Sono solo alcune perle del nostro bell’assenteista nazionale Lorenzo Quadri, che ha studiato (con poco profitto evidentemente) grazie alla paghetta di papà dipendente RSI.

Ultima scusa per blaterare  è stata la clausola che la RSI ha inserito nei contratti con i fornitori, da applicare nel caso si chiudesse baracca alla fine dell’anno.

Ma a quanto pare l’IQ di LQ non basta per leggere i contratti standard, come ad esempio quello di LIBERTY GLOBAL (proprietaria di UPC, ma è un caso, davvero).
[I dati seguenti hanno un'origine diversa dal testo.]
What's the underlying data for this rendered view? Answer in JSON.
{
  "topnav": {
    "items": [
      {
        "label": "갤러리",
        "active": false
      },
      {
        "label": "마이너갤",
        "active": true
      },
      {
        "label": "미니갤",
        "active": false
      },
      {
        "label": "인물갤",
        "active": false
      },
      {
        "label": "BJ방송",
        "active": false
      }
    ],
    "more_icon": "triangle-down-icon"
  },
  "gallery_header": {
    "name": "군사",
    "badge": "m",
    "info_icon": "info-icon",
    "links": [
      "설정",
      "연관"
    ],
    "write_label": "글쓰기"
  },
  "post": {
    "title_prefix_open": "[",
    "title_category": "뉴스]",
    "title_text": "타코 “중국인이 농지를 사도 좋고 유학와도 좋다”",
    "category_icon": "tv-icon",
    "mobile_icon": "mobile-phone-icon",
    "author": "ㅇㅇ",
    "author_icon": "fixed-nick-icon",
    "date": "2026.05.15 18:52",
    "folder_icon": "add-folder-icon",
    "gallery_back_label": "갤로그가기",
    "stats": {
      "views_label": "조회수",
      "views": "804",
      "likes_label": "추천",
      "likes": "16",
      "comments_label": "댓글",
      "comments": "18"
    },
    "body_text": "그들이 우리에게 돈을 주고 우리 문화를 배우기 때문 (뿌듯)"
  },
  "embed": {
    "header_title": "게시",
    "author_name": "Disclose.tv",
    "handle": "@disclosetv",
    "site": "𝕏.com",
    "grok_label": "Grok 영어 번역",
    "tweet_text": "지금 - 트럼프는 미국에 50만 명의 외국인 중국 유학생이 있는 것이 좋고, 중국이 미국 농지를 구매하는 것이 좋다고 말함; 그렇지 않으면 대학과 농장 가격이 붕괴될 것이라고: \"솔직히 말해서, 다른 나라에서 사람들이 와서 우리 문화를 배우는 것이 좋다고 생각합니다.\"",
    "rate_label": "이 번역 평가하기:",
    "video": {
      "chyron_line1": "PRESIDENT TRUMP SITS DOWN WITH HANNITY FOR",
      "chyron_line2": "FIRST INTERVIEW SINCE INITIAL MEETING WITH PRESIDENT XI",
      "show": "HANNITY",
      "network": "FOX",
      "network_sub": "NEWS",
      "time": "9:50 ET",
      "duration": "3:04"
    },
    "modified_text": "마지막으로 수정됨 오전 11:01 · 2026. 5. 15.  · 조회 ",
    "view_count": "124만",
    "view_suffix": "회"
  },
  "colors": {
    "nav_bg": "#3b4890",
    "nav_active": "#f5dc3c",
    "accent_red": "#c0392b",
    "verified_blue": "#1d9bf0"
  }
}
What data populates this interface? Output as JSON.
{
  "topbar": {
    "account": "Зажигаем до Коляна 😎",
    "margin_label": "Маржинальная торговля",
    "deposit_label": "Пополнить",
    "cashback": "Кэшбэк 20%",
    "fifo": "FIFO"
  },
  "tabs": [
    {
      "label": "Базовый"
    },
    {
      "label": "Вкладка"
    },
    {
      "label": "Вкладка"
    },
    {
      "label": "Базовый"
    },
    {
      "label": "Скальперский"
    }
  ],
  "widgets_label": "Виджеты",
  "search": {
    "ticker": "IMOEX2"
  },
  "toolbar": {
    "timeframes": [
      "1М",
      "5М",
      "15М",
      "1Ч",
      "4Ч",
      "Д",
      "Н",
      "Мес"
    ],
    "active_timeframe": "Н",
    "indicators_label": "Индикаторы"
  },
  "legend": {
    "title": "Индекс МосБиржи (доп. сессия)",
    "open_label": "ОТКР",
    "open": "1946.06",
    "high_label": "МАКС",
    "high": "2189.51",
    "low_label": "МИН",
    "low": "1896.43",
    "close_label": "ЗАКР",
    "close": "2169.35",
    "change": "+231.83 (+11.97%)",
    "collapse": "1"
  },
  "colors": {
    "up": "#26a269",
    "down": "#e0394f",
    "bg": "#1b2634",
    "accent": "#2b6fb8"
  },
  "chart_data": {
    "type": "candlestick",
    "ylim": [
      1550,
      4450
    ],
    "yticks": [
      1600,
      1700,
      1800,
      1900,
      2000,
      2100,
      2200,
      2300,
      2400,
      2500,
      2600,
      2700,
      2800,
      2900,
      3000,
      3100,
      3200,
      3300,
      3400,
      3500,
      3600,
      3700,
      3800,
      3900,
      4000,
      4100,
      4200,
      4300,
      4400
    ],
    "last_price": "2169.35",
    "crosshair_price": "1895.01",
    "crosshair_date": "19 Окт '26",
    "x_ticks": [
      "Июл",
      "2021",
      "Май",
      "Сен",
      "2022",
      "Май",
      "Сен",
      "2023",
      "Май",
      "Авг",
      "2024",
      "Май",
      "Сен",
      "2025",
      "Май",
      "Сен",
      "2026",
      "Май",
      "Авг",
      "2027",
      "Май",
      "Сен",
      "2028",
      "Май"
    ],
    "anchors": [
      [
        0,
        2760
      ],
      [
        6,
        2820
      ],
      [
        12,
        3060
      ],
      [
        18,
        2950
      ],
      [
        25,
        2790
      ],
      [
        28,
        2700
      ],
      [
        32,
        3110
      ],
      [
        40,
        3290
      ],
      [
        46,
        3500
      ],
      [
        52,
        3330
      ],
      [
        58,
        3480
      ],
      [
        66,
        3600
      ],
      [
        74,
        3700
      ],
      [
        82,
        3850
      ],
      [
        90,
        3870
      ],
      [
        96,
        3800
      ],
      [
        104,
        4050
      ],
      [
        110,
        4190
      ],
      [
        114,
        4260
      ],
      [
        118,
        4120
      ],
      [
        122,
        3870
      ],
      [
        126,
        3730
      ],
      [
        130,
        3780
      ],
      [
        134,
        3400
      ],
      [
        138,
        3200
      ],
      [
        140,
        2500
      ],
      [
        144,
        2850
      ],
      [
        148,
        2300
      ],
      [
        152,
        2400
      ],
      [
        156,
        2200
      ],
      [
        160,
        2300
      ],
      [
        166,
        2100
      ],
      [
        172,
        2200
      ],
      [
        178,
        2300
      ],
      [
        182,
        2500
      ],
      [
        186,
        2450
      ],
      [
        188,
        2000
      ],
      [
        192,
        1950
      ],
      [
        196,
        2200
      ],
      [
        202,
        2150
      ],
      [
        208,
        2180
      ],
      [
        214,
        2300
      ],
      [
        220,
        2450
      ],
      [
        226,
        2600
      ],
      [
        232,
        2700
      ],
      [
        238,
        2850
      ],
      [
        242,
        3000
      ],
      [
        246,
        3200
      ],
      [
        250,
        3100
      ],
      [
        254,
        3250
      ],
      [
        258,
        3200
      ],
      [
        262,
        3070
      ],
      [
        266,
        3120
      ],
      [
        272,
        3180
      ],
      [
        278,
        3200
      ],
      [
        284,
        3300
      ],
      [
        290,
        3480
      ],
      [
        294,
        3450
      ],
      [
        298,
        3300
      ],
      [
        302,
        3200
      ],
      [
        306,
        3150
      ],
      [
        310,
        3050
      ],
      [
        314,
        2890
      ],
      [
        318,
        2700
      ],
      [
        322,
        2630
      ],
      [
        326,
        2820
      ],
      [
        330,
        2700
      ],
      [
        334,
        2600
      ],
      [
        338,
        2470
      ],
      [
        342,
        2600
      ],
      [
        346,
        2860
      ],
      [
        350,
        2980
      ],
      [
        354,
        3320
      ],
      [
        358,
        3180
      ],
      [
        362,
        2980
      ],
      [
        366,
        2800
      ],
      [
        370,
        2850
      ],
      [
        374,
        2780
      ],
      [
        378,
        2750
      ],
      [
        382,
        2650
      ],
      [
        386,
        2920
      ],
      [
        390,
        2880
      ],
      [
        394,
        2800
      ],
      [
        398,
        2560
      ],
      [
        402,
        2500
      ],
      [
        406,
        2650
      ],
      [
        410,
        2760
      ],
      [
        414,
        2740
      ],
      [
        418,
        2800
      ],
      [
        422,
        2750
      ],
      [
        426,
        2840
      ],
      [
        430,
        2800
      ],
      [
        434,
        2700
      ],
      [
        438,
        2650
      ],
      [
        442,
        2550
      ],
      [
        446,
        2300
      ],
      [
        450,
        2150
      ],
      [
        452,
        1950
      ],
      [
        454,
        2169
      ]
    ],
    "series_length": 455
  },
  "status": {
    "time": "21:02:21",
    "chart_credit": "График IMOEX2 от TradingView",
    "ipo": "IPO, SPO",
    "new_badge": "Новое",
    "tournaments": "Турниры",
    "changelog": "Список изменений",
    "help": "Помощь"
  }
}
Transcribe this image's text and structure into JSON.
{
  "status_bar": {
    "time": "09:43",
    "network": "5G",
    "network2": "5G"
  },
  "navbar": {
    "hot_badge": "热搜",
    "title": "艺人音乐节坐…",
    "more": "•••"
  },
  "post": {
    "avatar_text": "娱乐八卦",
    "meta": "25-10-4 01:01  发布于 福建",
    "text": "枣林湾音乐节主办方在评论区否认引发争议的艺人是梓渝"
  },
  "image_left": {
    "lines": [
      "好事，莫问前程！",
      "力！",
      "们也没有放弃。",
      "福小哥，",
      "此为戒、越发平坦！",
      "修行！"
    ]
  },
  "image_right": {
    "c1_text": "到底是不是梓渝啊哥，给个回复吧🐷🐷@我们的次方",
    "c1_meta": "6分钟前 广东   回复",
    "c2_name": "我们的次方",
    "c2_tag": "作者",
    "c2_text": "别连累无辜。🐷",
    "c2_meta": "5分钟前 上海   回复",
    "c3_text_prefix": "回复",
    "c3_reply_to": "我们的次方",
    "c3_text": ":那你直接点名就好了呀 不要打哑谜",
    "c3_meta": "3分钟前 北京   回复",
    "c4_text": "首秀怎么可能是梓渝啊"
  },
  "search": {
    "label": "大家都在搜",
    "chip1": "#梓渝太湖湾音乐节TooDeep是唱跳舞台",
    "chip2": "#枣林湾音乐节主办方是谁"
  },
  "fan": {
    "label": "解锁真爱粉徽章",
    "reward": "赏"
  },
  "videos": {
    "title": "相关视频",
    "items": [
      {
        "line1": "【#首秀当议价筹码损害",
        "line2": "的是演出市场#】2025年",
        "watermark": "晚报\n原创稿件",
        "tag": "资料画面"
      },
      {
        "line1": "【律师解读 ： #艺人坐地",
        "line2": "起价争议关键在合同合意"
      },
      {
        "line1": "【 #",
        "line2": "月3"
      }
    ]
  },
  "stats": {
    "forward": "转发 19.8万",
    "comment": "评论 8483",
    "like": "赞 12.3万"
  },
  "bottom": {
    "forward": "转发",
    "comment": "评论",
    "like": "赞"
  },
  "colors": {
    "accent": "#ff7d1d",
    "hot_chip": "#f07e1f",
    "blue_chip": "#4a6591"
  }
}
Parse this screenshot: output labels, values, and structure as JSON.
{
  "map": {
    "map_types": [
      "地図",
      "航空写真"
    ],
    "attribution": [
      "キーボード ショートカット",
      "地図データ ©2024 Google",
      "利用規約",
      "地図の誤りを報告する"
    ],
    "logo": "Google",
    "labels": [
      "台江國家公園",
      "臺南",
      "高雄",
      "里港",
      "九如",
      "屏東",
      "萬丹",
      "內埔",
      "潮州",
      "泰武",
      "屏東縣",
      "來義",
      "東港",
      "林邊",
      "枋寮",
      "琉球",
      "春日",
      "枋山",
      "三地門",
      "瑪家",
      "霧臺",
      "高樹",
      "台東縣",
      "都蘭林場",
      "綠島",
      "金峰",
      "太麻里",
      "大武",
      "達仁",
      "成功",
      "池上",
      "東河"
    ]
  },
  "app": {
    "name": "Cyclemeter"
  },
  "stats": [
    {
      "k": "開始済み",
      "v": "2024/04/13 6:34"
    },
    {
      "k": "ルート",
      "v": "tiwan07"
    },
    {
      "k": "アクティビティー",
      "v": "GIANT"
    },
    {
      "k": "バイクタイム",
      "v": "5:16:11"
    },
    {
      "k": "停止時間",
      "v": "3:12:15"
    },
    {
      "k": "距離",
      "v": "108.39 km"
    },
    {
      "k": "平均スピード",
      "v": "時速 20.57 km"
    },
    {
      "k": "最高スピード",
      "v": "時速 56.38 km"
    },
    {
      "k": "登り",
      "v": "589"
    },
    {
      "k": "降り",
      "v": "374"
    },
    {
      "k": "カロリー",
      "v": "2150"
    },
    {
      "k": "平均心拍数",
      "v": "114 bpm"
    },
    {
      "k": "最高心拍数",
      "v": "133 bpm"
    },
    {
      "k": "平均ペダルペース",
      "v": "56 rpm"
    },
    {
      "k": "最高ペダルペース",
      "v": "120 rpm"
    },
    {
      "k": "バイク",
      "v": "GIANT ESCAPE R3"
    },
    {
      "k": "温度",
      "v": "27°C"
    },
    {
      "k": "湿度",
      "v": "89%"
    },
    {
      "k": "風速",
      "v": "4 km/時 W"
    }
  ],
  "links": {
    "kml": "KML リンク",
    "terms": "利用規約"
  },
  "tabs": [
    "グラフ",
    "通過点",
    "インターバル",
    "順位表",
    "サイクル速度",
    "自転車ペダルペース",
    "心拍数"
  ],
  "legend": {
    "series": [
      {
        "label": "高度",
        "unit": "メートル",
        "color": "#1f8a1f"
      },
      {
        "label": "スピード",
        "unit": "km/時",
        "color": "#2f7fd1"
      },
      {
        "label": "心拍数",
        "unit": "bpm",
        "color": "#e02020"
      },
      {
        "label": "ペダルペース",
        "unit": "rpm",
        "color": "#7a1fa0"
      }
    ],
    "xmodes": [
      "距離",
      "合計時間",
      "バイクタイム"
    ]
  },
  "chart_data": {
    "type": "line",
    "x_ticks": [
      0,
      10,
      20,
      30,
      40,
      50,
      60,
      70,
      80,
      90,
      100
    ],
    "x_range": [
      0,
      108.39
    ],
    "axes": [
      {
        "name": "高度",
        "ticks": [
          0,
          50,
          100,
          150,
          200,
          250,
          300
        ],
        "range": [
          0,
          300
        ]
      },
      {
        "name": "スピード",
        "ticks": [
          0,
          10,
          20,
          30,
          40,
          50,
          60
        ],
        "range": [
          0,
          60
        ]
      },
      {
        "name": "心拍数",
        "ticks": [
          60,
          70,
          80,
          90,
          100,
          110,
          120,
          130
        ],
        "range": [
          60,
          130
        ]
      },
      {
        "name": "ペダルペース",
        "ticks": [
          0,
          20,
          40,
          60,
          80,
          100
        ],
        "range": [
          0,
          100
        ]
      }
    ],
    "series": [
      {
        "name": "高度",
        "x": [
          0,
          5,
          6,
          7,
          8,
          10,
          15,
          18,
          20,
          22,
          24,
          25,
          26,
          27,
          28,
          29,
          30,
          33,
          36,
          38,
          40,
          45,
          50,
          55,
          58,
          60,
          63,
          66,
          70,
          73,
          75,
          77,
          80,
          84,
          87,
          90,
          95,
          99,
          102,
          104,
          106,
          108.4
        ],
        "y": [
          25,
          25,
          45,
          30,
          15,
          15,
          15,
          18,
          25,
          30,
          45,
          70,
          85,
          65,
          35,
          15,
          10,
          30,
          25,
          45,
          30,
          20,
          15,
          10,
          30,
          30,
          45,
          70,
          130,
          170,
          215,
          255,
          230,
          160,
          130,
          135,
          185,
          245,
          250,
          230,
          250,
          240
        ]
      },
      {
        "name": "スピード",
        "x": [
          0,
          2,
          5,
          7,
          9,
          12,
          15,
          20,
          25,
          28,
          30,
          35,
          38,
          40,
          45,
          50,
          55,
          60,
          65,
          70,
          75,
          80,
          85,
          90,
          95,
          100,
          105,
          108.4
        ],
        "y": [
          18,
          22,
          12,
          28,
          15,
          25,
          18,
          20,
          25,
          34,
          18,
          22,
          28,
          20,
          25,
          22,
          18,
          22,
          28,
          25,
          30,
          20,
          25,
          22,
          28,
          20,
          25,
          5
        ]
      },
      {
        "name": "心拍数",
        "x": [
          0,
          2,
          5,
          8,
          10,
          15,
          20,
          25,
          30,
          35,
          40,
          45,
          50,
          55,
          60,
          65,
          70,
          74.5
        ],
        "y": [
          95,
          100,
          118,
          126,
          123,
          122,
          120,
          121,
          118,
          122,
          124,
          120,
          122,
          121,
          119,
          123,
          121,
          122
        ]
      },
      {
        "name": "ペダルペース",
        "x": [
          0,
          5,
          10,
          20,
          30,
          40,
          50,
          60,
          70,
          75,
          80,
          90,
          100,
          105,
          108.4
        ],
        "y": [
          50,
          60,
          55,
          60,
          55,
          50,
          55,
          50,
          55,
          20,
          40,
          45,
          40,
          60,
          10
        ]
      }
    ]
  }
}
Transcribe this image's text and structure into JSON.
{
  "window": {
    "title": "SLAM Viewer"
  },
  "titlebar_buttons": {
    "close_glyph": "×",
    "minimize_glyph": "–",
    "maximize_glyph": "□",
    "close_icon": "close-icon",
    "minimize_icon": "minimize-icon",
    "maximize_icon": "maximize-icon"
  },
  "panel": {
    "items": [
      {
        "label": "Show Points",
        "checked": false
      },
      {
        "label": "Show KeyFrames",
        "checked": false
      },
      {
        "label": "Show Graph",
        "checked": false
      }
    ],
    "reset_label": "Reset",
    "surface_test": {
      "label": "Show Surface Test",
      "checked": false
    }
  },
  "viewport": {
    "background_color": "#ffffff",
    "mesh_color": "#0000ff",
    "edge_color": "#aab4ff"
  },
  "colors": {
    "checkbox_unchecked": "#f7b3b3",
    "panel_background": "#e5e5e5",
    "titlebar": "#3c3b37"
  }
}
Cosa c’è scritto in un contatto-tipo dell’azienduccia anglo-americana che foraggia il biondo codino sul  Mattino?

Al paragrafo “Eventi di forza maggiore” (pagina 3) si trovano possibilità di rescissione come catastrofi, terremoti, atti di terrorismo e “atto di qualsiasi governo o sua qualsiasi agenzia“.

E’ anche giusto. In effetti una azienda,in questo caso LIBERTY GLOBAL, usa uno standard che si trova in tutti i contratti di prestazione e forniture, poichè (in tutto il mondo) potrebbe non essere in grado di adempiere ad obblighi definiti prima di un evento imprevedibile e di cui l’azienda non è responsabile: meteoriti, guerre nucleari, abolizione della corrente elettrica ad opera dei Khmer Rossi, divieto federale dell’uso di internet e… cancellazione delle concessioni RadioTV.

Potrebbe capitare. L’azienda, dunque, assicura che farà del proprio meglio per garantire un servizio e rispettare un contratto, ma c’è un limite a tutto.